High-Dimensional Differentially Private Quantile Regression: Distributed Estimation and Statistical Inference (2508.05212v1)

Abstract: With the development of big data and machine learning, privacy concerns have become increasingly critical, especially when handling heterogeneous datasets containing sensitive personal information. Differential privacy provides a rigorous framework for safeguarding individual privacy while enabling meaningful statistical analysis. In this paper, we propose a differentially private quantile regression method for high-dimensional data in a distributed setting. Quantile regression is a powerful and robust tool for modeling the relationships between the covariates and responses in the presence of outliers or heavy-tailed distributions.

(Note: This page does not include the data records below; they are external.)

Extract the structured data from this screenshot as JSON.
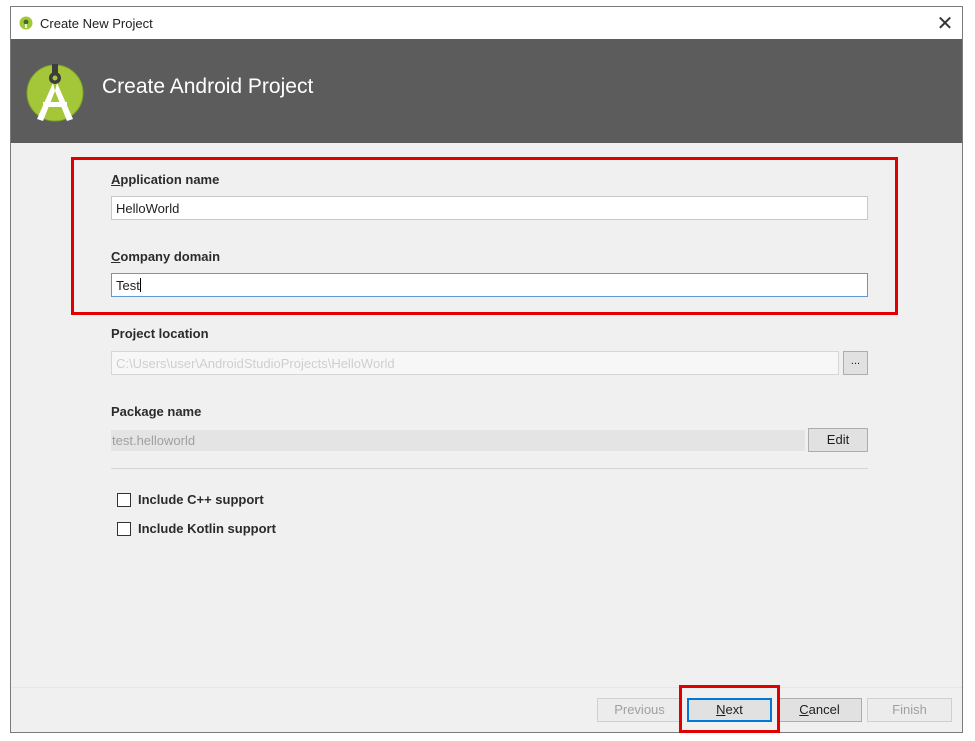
{
  "window": {
    "title": "Create New Project",
    "close_glyph": "✕"
  },
  "header": {
    "title": "Create Android Project",
    "logo_icon": "android-studio-icon"
  },
  "form": {
    "app_name": {
      "label_accel": "A",
      "label_rest": "pplication name",
      "value": "HelloWorld"
    },
    "company_domain": {
      "label_accel": "C",
      "label_rest": "ompany domain",
      "value": "Test"
    },
    "project_location": {
      "label": "Project location",
      "value": "C:\\Users\\user\\AndroidStudioProjects\\HelloWorld",
      "browse_label": "..."
    },
    "package_name": {
      "label": "Package name",
      "value": "test.helloworld",
      "edit_label": "Edit"
    },
    "options": [
      {
        "label": "Include C++ support",
        "checked": false
      },
      {
        "label": "Include Kotlin support",
        "checked": false
      }
    ]
  },
  "buttons": {
    "previous": "Previous",
    "next_accel": "N",
    "next_rest": "ext",
    "cancel_accel": "C",
    "cancel_rest": "ancel",
    "finish": "Finish"
  },
  "colors": {
    "header_bg": "#5c5c5c",
    "android_green": "#a4c639",
    "highlight": "#e00000",
    "focus_blue": "#0078d7"
  }
}
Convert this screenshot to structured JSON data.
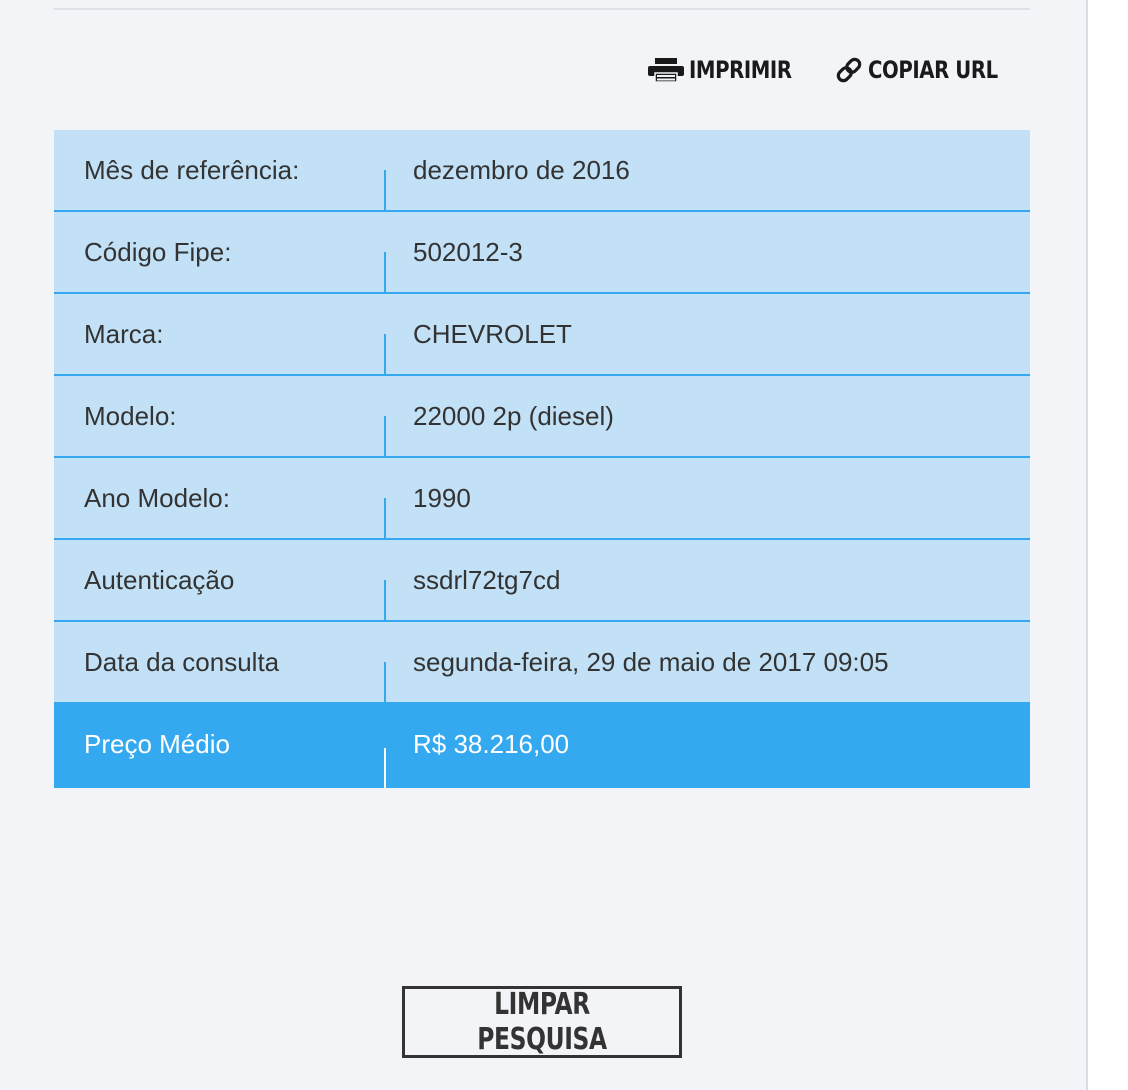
{
  "toolbar": {
    "print_label": "IMPRIMIR",
    "print_icon": "printer-icon",
    "copy_url_label": "COPIAR URL",
    "copy_url_icon": "link-icon"
  },
  "result": {
    "rows": [
      {
        "label": "Mês de referência:",
        "value": "dezembro de 2016"
      },
      {
        "label": "Código Fipe:",
        "value": "502012-3"
      },
      {
        "label": "Marca:",
        "value": "CHEVROLET"
      },
      {
        "label": "Modelo:",
        "value": "22000 2p (diesel)"
      },
      {
        "label": "Ano Modelo:",
        "value": "1990"
      },
      {
        "label": "Autenticação",
        "value": "ssdrl72tg7cd"
      },
      {
        "label": "Data da consulta",
        "value": "segunda-feira, 29 de maio de 2017 09:05"
      }
    ],
    "price": {
      "label": "Preço Médio",
      "value": "R$ 38.216,00"
    }
  },
  "clear_button": {
    "label": "LIMPAR PESQUISA"
  },
  "colors": {
    "row_background": "#c2e1f6",
    "accent": "#35a9ef",
    "page_background": "#f2f4f8",
    "text": "#333333"
  }
}
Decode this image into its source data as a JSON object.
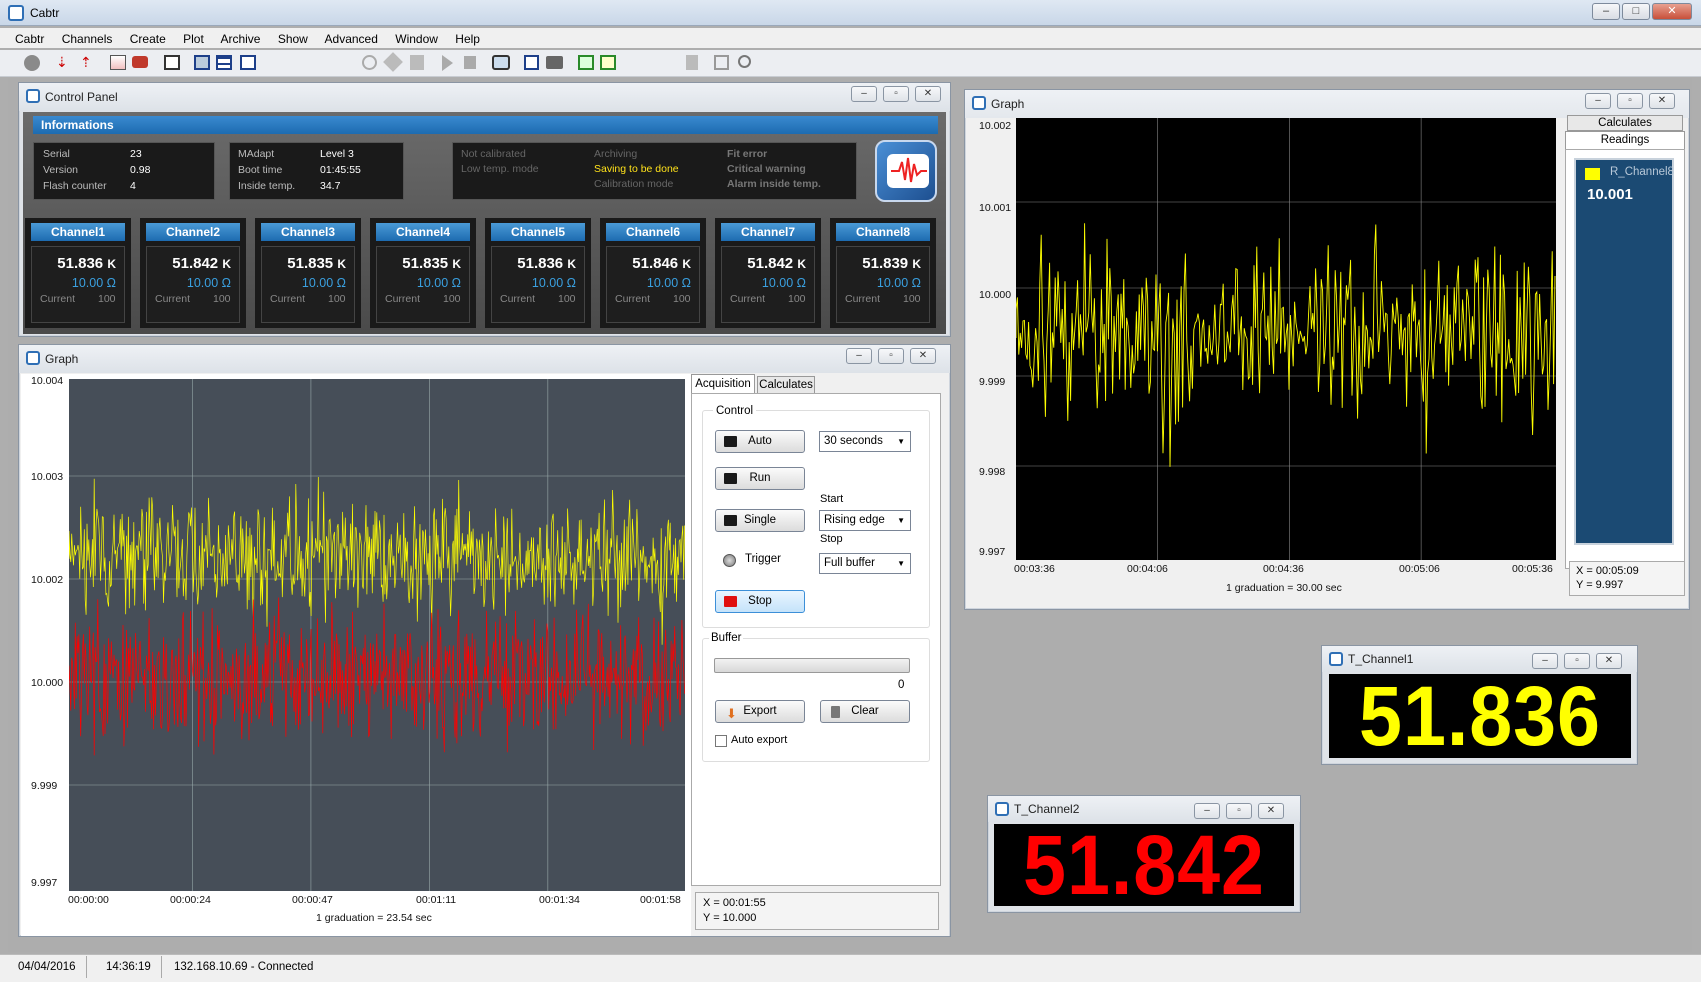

To address the computational challenges due to the non-smoothness of the quantile loss function, we introduce a Newton-type transformation that reformulates the quantile regression task into an ordinary least squares problem. Building on this, we develop a differentially private estimation algorithm with iterative updates, ensuring both near-optimal statistical accuracy and formal privacy guarantees. For inference, we further propose a differentially private debiased estimator, which enables valid confidence interval construction and hypothesis testing. Additionally, we propose a communication-efficient and differentially private bootstrap for simultaneous hypothesis testing in high-dimensional quantile regression, suitable for distributed settings with both small and abundant local data. Extensive simulations demonstrate the robustness and effectiveness of our methods in practical scenarios.